KAVALA: TARAFSIZ BİR GÖZLE İNCELENMESİNİ ÖNEMLİ BULUYORUM

Komite'nin kararını değerlendiren Osman Kavala açıklamasında, "AİHM’in derhal serbest bırakılmam gerektiğini belirten kararından ve Gezi davasının beraatle sonuçlanmasından sonra tutukluluğumu devam ettirmek için gerçekleştirilen yargı uygulamalarının tarafsız bir gözle incelenmesini önemli buluyorum. AİHM’in yapacağı değerlendirmenin ülkemizde insan hakları ile ilgili hukuk normlarının korunmasına katkı sağlayacağını umuyorum." ifadesini kullandı. 

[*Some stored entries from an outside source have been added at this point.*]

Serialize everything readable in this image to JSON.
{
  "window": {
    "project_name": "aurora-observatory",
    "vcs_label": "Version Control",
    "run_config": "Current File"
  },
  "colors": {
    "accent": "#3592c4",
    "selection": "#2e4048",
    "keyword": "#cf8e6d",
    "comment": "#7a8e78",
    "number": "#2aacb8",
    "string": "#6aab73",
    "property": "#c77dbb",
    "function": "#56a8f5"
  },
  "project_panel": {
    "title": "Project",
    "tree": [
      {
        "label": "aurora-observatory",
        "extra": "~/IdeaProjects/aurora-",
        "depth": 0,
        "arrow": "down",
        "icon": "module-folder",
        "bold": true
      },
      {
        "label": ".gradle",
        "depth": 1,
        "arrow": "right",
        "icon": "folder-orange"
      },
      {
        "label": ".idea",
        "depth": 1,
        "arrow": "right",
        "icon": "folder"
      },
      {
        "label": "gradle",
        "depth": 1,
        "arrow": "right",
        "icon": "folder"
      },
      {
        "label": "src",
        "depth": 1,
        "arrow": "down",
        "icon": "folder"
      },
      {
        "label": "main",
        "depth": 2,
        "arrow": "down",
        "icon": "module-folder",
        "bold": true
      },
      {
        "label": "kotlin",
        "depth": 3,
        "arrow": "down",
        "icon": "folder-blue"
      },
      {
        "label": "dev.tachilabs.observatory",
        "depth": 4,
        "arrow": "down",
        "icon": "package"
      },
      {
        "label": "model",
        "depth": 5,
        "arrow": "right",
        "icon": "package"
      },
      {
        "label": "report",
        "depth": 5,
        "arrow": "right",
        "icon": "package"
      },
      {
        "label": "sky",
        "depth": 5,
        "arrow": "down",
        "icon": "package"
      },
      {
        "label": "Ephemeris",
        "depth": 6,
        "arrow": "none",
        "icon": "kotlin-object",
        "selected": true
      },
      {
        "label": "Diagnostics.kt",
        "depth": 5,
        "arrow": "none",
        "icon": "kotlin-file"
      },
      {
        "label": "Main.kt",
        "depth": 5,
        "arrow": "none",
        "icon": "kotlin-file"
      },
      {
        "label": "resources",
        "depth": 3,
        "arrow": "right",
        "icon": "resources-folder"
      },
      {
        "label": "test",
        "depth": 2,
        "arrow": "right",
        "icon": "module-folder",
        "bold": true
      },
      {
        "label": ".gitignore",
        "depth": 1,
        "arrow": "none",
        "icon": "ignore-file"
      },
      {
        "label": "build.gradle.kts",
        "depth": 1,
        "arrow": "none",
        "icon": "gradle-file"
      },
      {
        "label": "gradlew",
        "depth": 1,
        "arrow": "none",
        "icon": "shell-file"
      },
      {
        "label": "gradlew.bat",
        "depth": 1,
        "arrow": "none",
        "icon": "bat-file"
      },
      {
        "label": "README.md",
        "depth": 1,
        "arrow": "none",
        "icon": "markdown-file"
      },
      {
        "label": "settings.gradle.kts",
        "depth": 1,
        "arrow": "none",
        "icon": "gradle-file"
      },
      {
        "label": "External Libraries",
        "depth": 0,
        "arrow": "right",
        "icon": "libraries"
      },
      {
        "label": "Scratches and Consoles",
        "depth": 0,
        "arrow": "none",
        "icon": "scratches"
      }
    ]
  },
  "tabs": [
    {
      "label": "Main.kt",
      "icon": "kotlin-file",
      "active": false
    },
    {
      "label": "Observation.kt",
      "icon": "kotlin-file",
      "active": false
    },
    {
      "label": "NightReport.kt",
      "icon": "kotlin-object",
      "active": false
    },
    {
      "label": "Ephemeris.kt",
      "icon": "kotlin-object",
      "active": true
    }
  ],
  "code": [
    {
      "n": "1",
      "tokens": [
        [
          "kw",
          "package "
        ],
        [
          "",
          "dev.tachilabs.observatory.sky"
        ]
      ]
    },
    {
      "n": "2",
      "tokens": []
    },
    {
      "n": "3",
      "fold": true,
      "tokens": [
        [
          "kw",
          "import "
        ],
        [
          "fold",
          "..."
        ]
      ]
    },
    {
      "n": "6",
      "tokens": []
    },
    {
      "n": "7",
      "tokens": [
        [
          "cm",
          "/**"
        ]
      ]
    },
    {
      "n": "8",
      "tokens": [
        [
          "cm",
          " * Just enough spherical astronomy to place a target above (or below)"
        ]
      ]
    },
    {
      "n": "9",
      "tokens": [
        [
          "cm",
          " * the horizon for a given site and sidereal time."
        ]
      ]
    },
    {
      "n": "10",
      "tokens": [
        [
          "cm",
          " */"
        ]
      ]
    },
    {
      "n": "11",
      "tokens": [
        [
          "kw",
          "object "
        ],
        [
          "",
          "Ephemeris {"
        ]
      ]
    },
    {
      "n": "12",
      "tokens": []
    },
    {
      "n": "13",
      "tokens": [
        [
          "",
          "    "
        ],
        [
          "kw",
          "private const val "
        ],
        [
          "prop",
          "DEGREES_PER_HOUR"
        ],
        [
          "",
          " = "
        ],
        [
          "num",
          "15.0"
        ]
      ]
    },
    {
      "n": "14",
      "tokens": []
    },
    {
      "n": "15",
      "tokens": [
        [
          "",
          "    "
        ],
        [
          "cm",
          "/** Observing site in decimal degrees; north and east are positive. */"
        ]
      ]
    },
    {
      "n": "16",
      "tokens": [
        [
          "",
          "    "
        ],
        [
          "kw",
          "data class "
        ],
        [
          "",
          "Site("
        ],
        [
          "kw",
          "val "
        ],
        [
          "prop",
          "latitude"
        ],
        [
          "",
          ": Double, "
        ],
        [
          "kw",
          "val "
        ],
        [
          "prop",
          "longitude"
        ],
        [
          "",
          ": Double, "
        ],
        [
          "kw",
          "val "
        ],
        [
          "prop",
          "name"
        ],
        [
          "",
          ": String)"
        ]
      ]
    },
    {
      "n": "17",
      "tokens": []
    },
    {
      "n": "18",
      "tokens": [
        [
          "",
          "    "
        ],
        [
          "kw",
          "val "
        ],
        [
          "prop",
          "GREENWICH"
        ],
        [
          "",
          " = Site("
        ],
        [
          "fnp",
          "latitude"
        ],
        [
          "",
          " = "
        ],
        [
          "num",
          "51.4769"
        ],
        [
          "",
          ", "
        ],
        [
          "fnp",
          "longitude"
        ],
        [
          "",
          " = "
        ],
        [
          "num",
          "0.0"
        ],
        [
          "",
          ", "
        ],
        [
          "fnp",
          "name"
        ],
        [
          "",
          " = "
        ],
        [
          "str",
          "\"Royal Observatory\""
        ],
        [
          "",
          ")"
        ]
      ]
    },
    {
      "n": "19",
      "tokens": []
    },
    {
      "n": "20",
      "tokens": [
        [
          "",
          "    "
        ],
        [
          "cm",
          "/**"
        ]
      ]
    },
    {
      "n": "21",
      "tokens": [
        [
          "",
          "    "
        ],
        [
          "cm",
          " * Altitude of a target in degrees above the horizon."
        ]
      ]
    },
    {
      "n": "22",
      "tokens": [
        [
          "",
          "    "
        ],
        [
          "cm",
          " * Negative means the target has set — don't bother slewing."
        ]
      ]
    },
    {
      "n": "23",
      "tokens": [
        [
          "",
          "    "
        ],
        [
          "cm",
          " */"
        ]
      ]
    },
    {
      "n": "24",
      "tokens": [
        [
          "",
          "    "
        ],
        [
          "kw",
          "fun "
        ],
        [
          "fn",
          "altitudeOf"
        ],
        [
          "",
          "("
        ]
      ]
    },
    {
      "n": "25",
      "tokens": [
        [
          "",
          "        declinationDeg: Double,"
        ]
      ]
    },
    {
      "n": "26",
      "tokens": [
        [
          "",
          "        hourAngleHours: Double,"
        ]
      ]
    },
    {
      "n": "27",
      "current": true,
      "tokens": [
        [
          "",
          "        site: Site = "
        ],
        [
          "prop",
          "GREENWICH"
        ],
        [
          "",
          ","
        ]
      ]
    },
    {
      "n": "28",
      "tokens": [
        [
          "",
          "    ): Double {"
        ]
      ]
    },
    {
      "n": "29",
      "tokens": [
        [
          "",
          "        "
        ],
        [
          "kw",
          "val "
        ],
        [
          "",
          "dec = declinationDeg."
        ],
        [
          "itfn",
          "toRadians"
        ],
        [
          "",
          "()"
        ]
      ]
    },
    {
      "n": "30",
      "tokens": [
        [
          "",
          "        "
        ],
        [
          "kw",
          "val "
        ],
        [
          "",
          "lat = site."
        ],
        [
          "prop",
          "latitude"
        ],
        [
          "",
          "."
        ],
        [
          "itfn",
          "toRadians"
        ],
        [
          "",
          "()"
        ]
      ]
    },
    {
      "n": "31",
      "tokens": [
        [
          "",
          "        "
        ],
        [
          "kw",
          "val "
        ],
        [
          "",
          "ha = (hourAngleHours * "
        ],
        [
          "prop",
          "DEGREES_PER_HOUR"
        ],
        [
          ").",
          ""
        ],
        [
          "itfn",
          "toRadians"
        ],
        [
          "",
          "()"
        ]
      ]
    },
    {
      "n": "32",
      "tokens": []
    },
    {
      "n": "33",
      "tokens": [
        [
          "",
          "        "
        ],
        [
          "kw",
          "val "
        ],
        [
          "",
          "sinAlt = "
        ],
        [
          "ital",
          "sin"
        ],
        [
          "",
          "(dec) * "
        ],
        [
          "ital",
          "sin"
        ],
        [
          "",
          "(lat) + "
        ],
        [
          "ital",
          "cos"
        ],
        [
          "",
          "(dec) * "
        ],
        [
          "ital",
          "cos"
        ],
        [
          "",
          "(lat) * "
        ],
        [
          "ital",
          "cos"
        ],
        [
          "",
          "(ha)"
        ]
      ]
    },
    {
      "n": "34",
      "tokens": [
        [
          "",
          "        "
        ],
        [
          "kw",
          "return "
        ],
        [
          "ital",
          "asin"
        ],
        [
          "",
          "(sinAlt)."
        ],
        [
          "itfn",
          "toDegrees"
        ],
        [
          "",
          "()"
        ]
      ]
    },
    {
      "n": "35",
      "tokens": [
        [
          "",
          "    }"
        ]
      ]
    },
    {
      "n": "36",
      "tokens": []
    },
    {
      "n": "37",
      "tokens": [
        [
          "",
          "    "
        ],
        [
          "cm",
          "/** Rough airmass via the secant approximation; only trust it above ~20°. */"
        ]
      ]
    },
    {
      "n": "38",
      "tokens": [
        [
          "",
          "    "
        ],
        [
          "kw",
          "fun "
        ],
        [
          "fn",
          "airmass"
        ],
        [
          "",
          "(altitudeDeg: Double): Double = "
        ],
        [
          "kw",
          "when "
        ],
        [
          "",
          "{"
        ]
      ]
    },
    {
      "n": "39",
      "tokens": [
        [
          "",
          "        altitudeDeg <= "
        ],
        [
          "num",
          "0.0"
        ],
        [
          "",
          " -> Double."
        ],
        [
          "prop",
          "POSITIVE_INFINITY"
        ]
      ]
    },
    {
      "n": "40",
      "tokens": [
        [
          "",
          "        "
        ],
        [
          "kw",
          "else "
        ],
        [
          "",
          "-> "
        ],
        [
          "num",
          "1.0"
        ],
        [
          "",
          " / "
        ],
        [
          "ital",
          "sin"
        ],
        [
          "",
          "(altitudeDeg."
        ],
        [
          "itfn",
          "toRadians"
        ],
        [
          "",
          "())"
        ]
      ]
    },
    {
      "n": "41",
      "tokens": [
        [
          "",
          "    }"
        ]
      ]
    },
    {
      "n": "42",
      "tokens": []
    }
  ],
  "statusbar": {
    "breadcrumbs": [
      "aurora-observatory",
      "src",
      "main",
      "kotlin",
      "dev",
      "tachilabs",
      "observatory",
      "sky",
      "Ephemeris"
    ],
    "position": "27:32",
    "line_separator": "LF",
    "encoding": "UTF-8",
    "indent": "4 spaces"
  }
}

Osman Kavala’nın avukatları da karara ilişkin olarak şu değerlendirmeyi yaptı: 

"Osman Kavala’nın dört yılı aşkın tutukluluğu konusunda, kamuoyu ağırlıklı olarak AİHM kararının yerine getirilmemesi ve bu yüzden Avrupa Konseyi’nin yaptırım süreci başlatması sorunu ile ilgilendi. Ancak, Gezi davasının beraatle sonuçlanmasından sonra gerçekleştirilmiş olan yargısal uygulamaların içeriği ve şekli, AİHM kararına uyulmamasının ötesinde, bu karar olmasa dahi kayıtsız kalınamayacak kadar vahim bir hukuka aykırılıklar silsilesi olma özelliğini taşıyor.

1. Osman Kavala, Gezi davasından beraat ettiği 18 Şubat 2020 tarihinde, daha önce tahliye edilmiş olduğu 15 Temmuz darbe girişimine katılmak suçlamasından gözaltına alındı ve tutuklandı.

2. İlk tutuklanmasından 28 ay sonra, aynı soruşturma dosyasından, aynı deliller kullanılarak kurgulanan casusluk suçlamasıyla üçüncü kere tutuklandı.

3. Daha önce Gezi olaylarını organize etmek ile 15 Temmuz darbe girişimini desteklemek suçlamaları arasında hukuki ve fiili ilişki olmadığı kararı verilerek dosyaların ayrılmış olmasına rağmen, Osman Kavala ile ilgili farklı suçlamalar içeren davalar birleştirildi ve bunlar farklı eylemler ve kişilerle ilgili olan Çarşı davası ile birleştirildi.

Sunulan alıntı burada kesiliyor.